Da molti anni parliamo di uno stile di “discernimento comunitario”, ma mi sembra che lo abbiamo praticato poco. Ora che papa Francesco ha fissato un termine alle Chiese particolari, cioè la consegna di un documento di massimo 10 pagine da parte di ciascuna diocesi, da inviare alla Santa Sede, quali accorgimenti si possono prendere per riuscire a svolgere un vero discernimento comunitario?

Credo sia importante dire che il discernimento comunitario non può coincidere con le 10 pagine che saranno consegnate. Quelle sono un segno di un processo più ampio, ancora meglio di uno stile, che chiede di essere praticato al di là della consegna di alcuni fogli scritti. La conversazione spirituale proposta per questo primo anno rappresenta un primo passo importante per crescere nell’esercizio del discernimento comunitario. Penso che quanto si andrà delineando per i prossimi anni ci permetterà di affinare ulteriormente questo stile.

Per evitare che si confonda il discernimento con la consegna di una sintesi, nei nostri incontri con i referenti diocesani stiamo mettendo in luce quanto sia importante vivere l’esperienza dei gruppi senza ansia e con l’impegno a restituire alle persone che hanno partecipato quanto va emergendo.

 

Sappiamo come oggi sia difficile trasmettere e vivere la fede tra generazioni, ma anche come sia difficile vivere la fede da adulti… Lei che cosa ne pensa?

Penso che uno dei nodi fondamentali per noi adulti sia quello di vivere la fede in rapporto alle sfide costanti della vita quotidiana. Per fare questo abbiamo bisogno di radicare la nostra interiorità nel Vangelo; e questo non possiamo farlo in solitudine. C’è certamente bisogno di un profondo ripensamento della pastorale degli adulti, che tenga conto della pluralità di situazioni che caratterizzano la loro condizione e che sappia trovare forme nuove di accompagnamento spirituale.

 

Lei che collabora molto con l’Azione cattolica, pensa che l’associazionismo laicale saprà svolgere un ruolo positivo per i cammini sinodali?

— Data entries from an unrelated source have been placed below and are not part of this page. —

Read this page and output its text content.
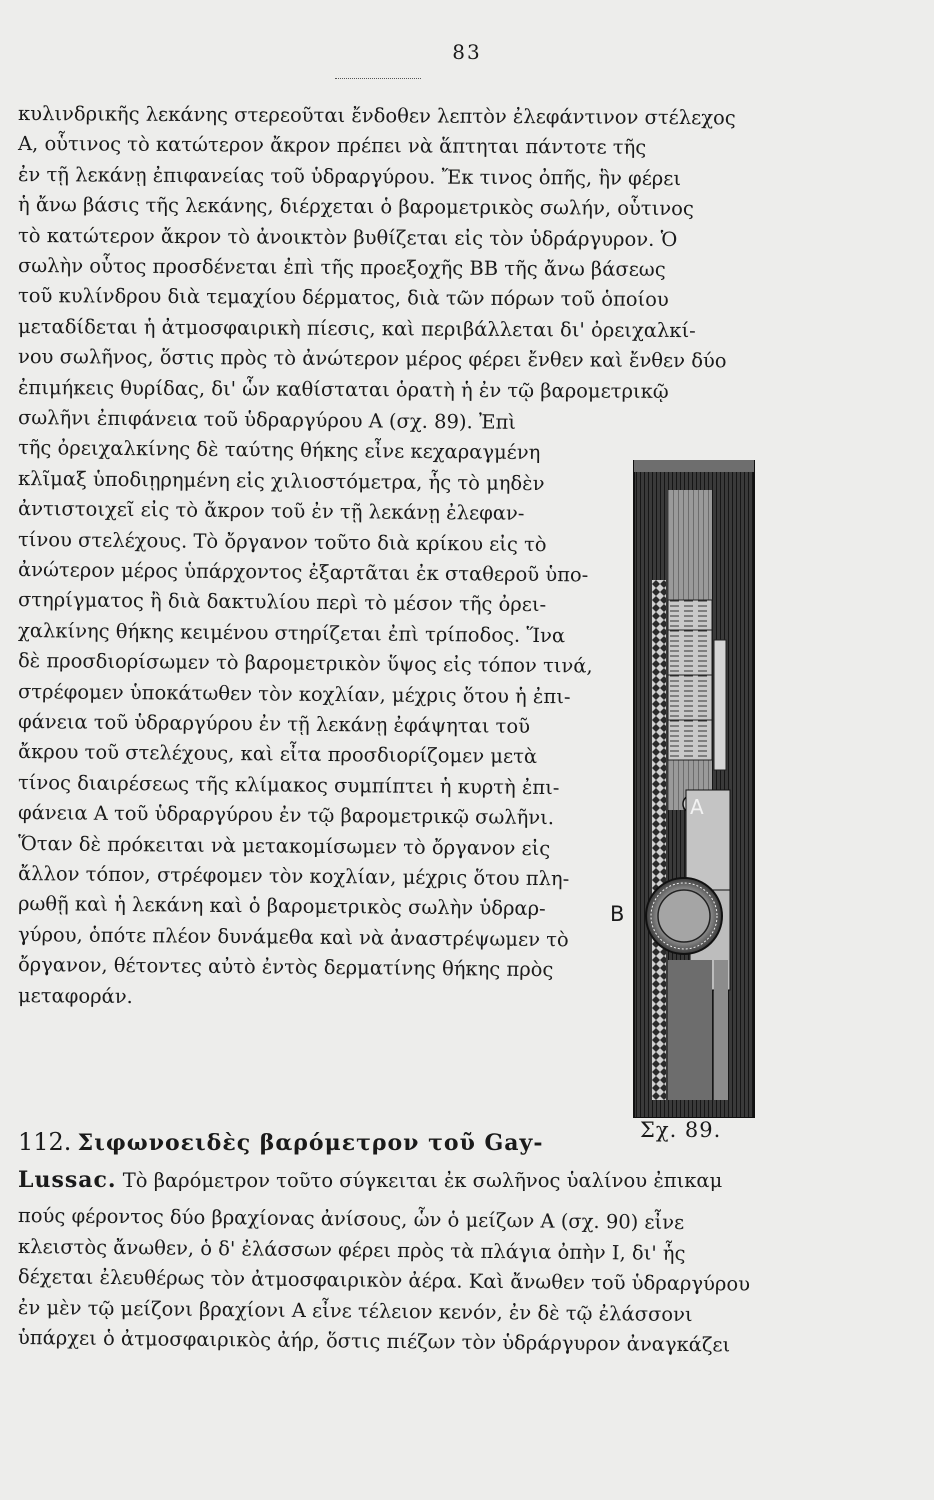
83
κυλινδρικῆς λεκάνης στερεοῦται ἔνδοθεν λεπτὸν ἐλεφάντινον στέλεχος
Α, οὗτινος τὸ κατώτερον ἄκρον πρέπει νὰ ἅπτηται πάντοτε τῆς
ἐν τῇ λεκάνῃ ἐπιφανείας τοῦ ὑδραργύρου. Ἔκ τινος ὀπῆς, ἣν φέρει
ἡ ἄνω βάσις τῆς λεκάνης, διέρχεται ὁ βαρομετρικὸς σωλήν, οὗτινος
τὸ κατώτερον ἄκρον τὸ ἀνοικτὸν βυθίζεται εἰς τὸν ὑδράργυρον. Ὁ
σωλὴν οὗτος προσδένεται ἐπὶ τῆς προεξοχῆς ΒΒ τῆς ἄνω βάσεως
τοῦ κυλίνδρου διὰ τεμαχίου δέρματος, διὰ τῶν πόρων τοῦ ὁποίου
μεταδίδεται ἡ ἀτμοσφαιρικὴ πίεσις, καὶ περιβάλλεται δι' ὀρειχαλκί-
νου σωλῆνος, ὅστις πρὸς τὸ ἀνώτερον μέρος φέρει ἔνθεν καὶ ἔνθεν δύο
ἐπιμήκεις θυρίδας, δι' ὧν καθίσταται ὁρατὴ ἡ ἐν τῷ βαρομετρικῷ
σωλῆνι ἐπιφάνεια τοῦ ὑδραργύρου Α (σχ. 89). Ἐπὶ
τῆς ὀρειχαλκίνης δὲ ταύτης θήκης εἶνε κεχαραγμένη
κλῖμαξ ὑποδιῃρημένη εἰς χιλιοστόμετρα, ἧς τὸ μηδὲν
ἀντιστοιχεῖ εἰς τὸ ἄκρον τοῦ ἐν τῇ λεκάνῃ ἐλεφαν-
τίνου στελέχους. Τὸ ὄργανον τοῦτο διὰ κρίκου εἰς τὸ
ἀνώτερον μέρος ὑπάρχοντος ἐξαρτᾶται ἐκ σταθεροῦ ὑπο-
στηρίγματος ἢ διὰ δακτυλίου περὶ τὸ μέσον τῆς ὀρει-
χαλκίνης θήκης κειμένου στηρίζεται ἐπὶ τρίποδος. Ἵνα
δὲ προσδιορίσωμεν τὸ βαρομετρικὸν ὕψος εἰς τόπον τινά,
στρέφομεν ὑποκάτωθεν τὸν κοχλίαν, μέχρις ὅτου ἡ ἐπι-
φάνεια τοῦ ὑδραργύρου ἐν τῇ λεκάνῃ ἐφάψηται τοῦ
ἄκρου τοῦ στελέχους, καὶ εἶτα προσδιορίζομεν μετὰ
τίνος διαιρέσεως τῆς κλίμακος συμπίπτει ἡ κυρτὴ ἐπι-
φάνεια Α τοῦ ὑδραργύρου ἐν τῷ βαρομετρικῷ σωλῆνι.
Ὅταν δὲ πρόκειται νὰ μετακομίσωμεν τὸ ὄργανον εἰς
ἄλλον τόπον, στρέφομεν τὸν κοχλίαν, μέχρις ὅτου πλη-
ρωθῇ καὶ ἡ λεκάνη καὶ ὁ βαρομετρικὸς σωλὴν ὑδραρ-
γύρου, ὁπότε πλέον δυνάμεθα καὶ νὰ ἀναστρέψωμεν τὸ
ὄργανον, θέτοντες αὐτὸ ἐντὸς δερματίνης θήκης πρὸς
μεταφοράν.
A
B
Σχ. 89.
112. Σιφωνοειδὲς βαρόμετρον τοῦ Gay-
Lussac. Τὸ βαρόμετρον τοῦτο σύγκειται ἐκ σωλῆνος ὑαλίνου ἐπικαμ
πούς φέροντος δύο βραχίονας ἀνίσους, ὧν ὁ μείζων Α (σχ. 90) εἶνε
κλειστὸς ἄνωθεν, ὁ δ' ἐλάσσων φέρει πρὸς τὰ πλάγια ὀπὴν Ι, δι' ἧς
δέχεται ἐλευθέρως τὸν ἀτμοσφαιρικὸν ἀέρα. Καὶ ἄνωθεν τοῦ ὑδραργύρου
ἐν μὲν τῷ μείζονι βραχίονι Α εἶνε τέλειον κενόν, ἐν δὲ τῷ ἐλάσσονι
ὑπάρχει ὁ ἀτμοσφαιρικὸς ἀήρ, ὅστις πιέζων τὸν ὑδράργυρον ἀναγκάζει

Il contributo dell’associazionismo laicale nel processo avviato con il cammino sinodale è di grande importanza a tutti livelli: parrocchiale, diocesano, nazionale. Penso che se le diverse associazioni si lasceranno interpellare dallo stile sinodale e dall’invito ad una conversione pastorale potranno non solo donare molto alla vita ecclesiale, ma anche trarre forti benefici per la loro vita interna.

 

Se dovesse indicare una cosa su cui assolutamente la nostra Chiesa italiana dovrebbe cambiare strada o quantomeno correggere la rotta, quale sceglierebbe?

La diminuzione delle risorse umane all’interno delle nostre comunità ci sta mostrando quanto sia necessario un ripensamento complessivo del nostro impianto organizzativo. Verso quale direzione? Penso che la strada principale sia quella di moltiplicare gli sforzi nella logica della prossimità, una prossimità che inviti ad aprirsi alla parola buona del Vangelo. Può sembrare un paradosso dal momento che si è meno numerosi di prima; ma invece io penso che sia necessario ripensare le nostre forme di azione pastorale, proprio nella logica della leggerezza delle strutture e della vicinanza alle persone.